The field of natural language processing for biomolecular texts (BioNLP) aims at large-scale text mining in support of life science research. Its primary motivation is the enormous amount of available scientific literature, which makes it essentially impossible to rapidly gain an overview of prior research results other than in a very narrow domain of interest. Among the typical use cases for BioNLP applications are support for database curation, linking experimental data with relevant literature, content visualization, and hypothesis generation—all of these tasks require processing and summarizing large amounts of individual research articles. Among the most heavily studied tasks in BioNLP is the extraction of information about known associations between biomolecular entities, primarily genes, and gene products, and this task has recently seen much progress in two general directions.

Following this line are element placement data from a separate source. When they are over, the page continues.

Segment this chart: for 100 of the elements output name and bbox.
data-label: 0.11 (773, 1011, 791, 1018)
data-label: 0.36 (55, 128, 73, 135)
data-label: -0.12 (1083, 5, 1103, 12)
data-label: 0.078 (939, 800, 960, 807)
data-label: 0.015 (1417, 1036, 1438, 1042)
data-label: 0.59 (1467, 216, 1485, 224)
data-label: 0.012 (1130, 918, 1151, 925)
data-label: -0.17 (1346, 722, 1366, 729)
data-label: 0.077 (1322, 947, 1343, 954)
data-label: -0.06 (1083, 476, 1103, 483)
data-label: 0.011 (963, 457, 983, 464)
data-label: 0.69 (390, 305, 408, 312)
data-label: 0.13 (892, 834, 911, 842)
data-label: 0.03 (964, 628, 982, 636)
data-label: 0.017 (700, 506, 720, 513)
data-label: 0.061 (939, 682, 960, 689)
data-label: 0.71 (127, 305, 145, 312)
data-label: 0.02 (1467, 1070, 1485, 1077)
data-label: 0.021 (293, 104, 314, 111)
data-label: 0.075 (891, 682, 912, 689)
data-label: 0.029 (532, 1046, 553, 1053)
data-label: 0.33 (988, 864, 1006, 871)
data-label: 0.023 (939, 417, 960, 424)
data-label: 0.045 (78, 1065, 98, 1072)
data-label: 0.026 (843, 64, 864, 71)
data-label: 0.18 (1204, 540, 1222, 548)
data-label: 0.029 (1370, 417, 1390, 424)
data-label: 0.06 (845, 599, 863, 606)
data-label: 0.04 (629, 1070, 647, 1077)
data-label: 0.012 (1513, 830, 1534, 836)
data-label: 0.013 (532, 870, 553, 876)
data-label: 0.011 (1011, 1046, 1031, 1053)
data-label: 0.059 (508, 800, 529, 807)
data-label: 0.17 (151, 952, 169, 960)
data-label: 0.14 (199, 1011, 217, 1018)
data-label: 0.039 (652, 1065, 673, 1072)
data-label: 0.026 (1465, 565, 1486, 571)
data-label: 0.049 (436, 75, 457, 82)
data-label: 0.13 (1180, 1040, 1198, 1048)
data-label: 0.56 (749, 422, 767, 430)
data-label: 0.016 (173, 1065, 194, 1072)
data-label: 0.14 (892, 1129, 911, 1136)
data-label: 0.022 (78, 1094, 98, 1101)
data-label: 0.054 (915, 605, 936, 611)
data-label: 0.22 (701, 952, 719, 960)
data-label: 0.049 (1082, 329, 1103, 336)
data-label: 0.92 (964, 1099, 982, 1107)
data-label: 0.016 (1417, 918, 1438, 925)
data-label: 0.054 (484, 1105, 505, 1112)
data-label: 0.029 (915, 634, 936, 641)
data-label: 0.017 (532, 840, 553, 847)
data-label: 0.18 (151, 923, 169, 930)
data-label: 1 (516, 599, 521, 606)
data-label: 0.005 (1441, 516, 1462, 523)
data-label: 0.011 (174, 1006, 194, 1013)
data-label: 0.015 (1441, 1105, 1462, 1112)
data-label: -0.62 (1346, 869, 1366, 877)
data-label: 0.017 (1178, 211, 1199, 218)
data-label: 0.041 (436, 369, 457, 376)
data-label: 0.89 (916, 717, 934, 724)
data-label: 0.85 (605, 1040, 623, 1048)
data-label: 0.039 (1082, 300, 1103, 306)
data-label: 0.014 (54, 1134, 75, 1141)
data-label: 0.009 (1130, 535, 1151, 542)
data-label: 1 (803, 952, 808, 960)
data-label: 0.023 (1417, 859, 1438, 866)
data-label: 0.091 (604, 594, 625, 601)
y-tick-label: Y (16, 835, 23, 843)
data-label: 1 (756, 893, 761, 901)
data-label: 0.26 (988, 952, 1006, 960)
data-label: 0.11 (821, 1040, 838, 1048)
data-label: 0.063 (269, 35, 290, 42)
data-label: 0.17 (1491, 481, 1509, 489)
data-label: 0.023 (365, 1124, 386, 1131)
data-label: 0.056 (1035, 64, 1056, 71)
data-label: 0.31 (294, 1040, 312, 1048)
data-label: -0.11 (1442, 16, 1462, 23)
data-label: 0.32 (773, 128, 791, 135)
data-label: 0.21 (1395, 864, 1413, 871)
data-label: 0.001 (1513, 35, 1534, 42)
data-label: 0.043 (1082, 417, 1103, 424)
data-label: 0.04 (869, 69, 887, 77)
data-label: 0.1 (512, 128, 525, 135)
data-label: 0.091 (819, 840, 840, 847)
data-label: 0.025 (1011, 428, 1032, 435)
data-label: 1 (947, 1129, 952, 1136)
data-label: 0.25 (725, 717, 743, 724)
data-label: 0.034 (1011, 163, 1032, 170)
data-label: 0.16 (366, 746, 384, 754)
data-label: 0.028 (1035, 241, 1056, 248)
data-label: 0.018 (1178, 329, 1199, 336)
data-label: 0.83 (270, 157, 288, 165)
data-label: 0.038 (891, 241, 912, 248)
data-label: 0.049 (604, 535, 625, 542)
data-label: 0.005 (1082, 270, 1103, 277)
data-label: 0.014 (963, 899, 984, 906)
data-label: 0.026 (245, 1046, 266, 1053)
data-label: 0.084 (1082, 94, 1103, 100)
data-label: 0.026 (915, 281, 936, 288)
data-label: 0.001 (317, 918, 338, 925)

First, relationships between biomolecular entities are now being extracted in much greater detail. Until recently, the focus was on extracting untyped and undirected binary relations which, while stating that there is some
relationship between two objects, gave little additional information about the nature of the relationship. Recognizing that extracting such relations may not provide sufficient detail for wider adoption of text mining in the biomedical community, the focus is currently shifting towards a more detailed analysis of the text, providing additional vital information about the detected relationships. Such information includes the type of the relationship, the specific roles of the arguments (e.g., affector or affectee), the polarity of the relationship (positive versus negative statement), and whether it was stated in a speculative or affirmative context. This more detailed text mining target was formalized as an event extraction
task and greatly popularized in the series of BioNLP Shared Tasks on Event Extraction [1
]. These shared tasks mark a truly community-wide effort to develop efficient systems to extract sufficiently detailed information for real-world, practical applications, with the highest possible accuracy.
Second, text mining systems are now being applied on a large scale, recognizing the fact that, in order for a text mining service to be adopted by its target audience, that is, researchers in the life sciences, it must cover as much of the available literature as possible. While small-scale studies on well-defined and carefully constructed corpora comprising several hundred abstracts are of great utility to BioNLP research, actual applications of the resulting methods require the processing of considerably larger volumes of text, ideally including all available literature. Numerous studies have been published demonstrating that even complex and computationally intensive methods can be successfully applied on a large scale, typically processing all available abstracts in PubMed and/or all full-text articles in the open-access section of PubMed Central. For instance, the iHOP
] and Medie
] systems allow users to directly mine literature relevant to given genes or proteins of interest, allowing for structured queries far beyond the usual keyword search. EBIMed
] offers a broad scope by also including gene ontology terms such as biological processes, as well as drugs and species names. Other systems, such as the BioText search engine
] and Yale Image Finder
] allow for a comprehensive search in full-text articles, including also figures and tables. Finally, the BioNOT
] focuses specifically on extracting negative evidence from scientific articles.
The first large-scale application that specifically targets the extraction of detailed events according to their definition in the BioNLP Shared Tasks is the dataset of Björne et al. [9
], comprising 19 million events among 36 million gene and protein mentions. This data was obtained by processing all 18 million titles and abstracts in the 2009 PubMed distribution using the winning system of the BioNLP'09 Shared Task. In a subsequent study of Van Landeghem et al. [10
], the dataset was refined, generalized, and released as a relational (SQL) database referred to as EVEX
. Among the main contributions of this subsequent study was the generalization of the events, using publicly available gene family definitions. Although a major step forward from the original text-bound events produced by the event extraction system, the main audience for the EVEX database was still the BioNLP community. Consequently, the dataset is not easily accessible for researchers in the life sciences who are not familiar with the intricacies of the event representation. Further, as the massive relational database contains millions of events, manual querying is not an acceptable way to access the data for daily use in life science research.
In this study, we introduce a publicly available web application based on the EVEX dataset, presenting the first application that brings large-scale event-based text mining results to a broad audience of end-users including biologists, geneticists, and other researchers in the life sciences. The web application is available at http://www.evexdb.org/
. The primary purpose of the application is to provide the EVEX dataset with an intuitive interface that does not presuppose familiarity with the underlying event representation. The application presents a comprehensive and thoroughly interlinked overview of all events for a given gene or protein, or a gene/protein pair. The main novel feature of this application, as compared to other available large-scale text mining applications, is that it covers highly detailed event structures that are enriched with homology-based information and additionally extracts indirect associations by applying cross-document aggregation and combination of events.
In the following section, we provide more details on the EVEX text mining dataset, its text-bound extraction results, and the gene family-based generalizations. Further, we present several novel algorithms for event ranking, event refinement, and retrieval of indirect associations. Section 3
presents an evaluation of the EVEX dataset and the described algorithms. The features of the web application are illustrated in Section 4
, presenting a real-world use case on the budding yeast gene Mec1
, which has known mammalian and plant homologs. We conclude by summarizing the main contributions of this work and highlighting several interesting opportunities for future work.